Ahora, que no tengo sus libros, porque están en mi biblioteca guardada en bolsas de consorcio, donde tengo los suyos publicados, ahora, la leo como de memoria. La poesía de Laudecina era furiosa y tierna. Su forma de mirar también. Había momentos en que te pulverizaba con los ojos, con una cara de orto impresionante, y de golpe sacaba una carcajada de otro lugar y revivía toda la escena, la cambiaba. Una vez, me escribió sin que nos conociéramos. Me dijo que había leído un poema mío de cuando era niño. Me dijo que si me interesaba publicar, que ella estaba empezando a dirigir una colección en una editorial independiente. Le mandé una novela que había estado trabajando. Al tiempo, cuando fui a Córdoba, ya me había mudado a Buenos Aires, nos juntamos en su casita de Ducasse. Había leído la cosa y la destrozó, con dulzura. Por suerte nunca la publiqué. Me regaló sus tres primeros libros y a la hora de que me fui, me mandó un mensaje: ¿y? ¿Qué te parecieron? Le dije que solamente había leído Tomo las decisiones con los pies y que me había gustado, pero había dos palabras con las que no estaba de acuerdo. Me preguntó cuáles eran. Una no me acuerdo, la otra era pirulos. O algo así. Le dije que para mí esa no era ella. Me dijo que esas dos palabras se las había escrito Vicente Luy. Me sentí un buen lector: podía diferenciar dos mundos poéticos que me fascinaban, aunque por motivos distintos. Ella se alegró.

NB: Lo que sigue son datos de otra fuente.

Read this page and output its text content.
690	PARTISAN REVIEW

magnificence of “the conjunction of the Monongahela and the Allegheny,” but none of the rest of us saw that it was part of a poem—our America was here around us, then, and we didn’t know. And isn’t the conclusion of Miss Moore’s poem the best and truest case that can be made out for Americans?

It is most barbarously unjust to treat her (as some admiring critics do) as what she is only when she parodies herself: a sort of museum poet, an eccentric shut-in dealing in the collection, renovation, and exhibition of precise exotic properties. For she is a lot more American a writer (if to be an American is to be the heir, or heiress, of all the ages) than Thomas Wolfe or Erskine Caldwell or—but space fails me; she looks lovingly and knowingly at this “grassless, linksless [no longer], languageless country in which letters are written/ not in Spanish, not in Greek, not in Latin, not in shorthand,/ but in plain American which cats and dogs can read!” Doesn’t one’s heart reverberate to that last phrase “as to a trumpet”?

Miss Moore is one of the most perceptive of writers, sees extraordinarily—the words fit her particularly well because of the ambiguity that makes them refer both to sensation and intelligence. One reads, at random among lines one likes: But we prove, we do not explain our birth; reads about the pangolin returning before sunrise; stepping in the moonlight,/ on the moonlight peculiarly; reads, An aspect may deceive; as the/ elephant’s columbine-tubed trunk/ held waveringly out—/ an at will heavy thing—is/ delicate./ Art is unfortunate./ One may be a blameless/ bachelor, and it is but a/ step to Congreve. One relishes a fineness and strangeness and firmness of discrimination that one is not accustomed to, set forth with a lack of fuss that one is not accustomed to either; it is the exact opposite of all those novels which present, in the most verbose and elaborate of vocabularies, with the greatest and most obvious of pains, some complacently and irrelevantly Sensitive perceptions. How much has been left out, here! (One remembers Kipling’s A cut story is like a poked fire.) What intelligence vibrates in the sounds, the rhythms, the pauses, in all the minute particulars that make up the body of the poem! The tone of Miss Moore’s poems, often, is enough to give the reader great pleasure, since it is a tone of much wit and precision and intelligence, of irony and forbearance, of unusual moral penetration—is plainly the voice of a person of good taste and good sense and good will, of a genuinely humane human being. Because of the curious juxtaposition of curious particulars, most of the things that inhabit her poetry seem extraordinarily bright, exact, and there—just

Mariela era una bruja. Sus poemas eran brujeriles, encendían alianzas. Para editar sus poemas, tiraba el Tarot. A mí, como a muchas y muchos más, nos tocó de alguna manera para escribir, empezar o seguir, da lo mismo. Leí el resto de los libros y seguí comprando los que iba publicando. Me gustaban más cuando salían de eso reconocible como poesía de los 90 y se adentraban en el bosque, se perdían, soñaban y decían cosas del más allá. Lo dije: era una bruja. Sus palabras estaban sobrecargadas por una fuerza extraterrenal. Su brujería era cósmica, creo que podría haber disfrutado ver a alguien teniendo miedo y placer mientras la leía, un goce que venía de lo que no se sabe ni se entiende pero está ahí, y no. Eso eran sus poemas, sus relatos, su novela. Había algo ausente, una mística llena de horror y encanto. Estoy convencido de que los versos, porque ella estaba toda hecha de versos, versos que eran olas rotas, esos versos tenían un hueco en el medio. Ahí te metía. Y la podías ver bailando, con un vestido floreado, su mirada sensual, cara de orto, carcajada, grito, puteada, su pelo larguísimo cayendo como la cabeza de Medusa, porque sus poemas eran víboras, llenas de goce y pecados originales, curvadas, bailaba y cantaba, te quería… De alguna forma muy rara, te tiraba encima todo su amor negro y hacía que la amaras. Porque como un imán, Mariela escribía para que la amaras. No soportaba lo contrario. Sé que a ella no le gustaba, pero en eso se parecía a Marguerite Duras.

Se fue por el mismo agujero que cavó en cada uno de sus poemas, lleno de furia vital. Nos espera para bailar, dada vuelta en el ojo ciego de sus profecías, como una niña ancestral, para bailar como ella: entre las olas, las cachetadas y los abrazos.

Hasta siempre, hasta nunca, Mar. No te preocupes, vamos a cuidar al Luis y te vamos a leer, hasta alcanzarte alguna vez.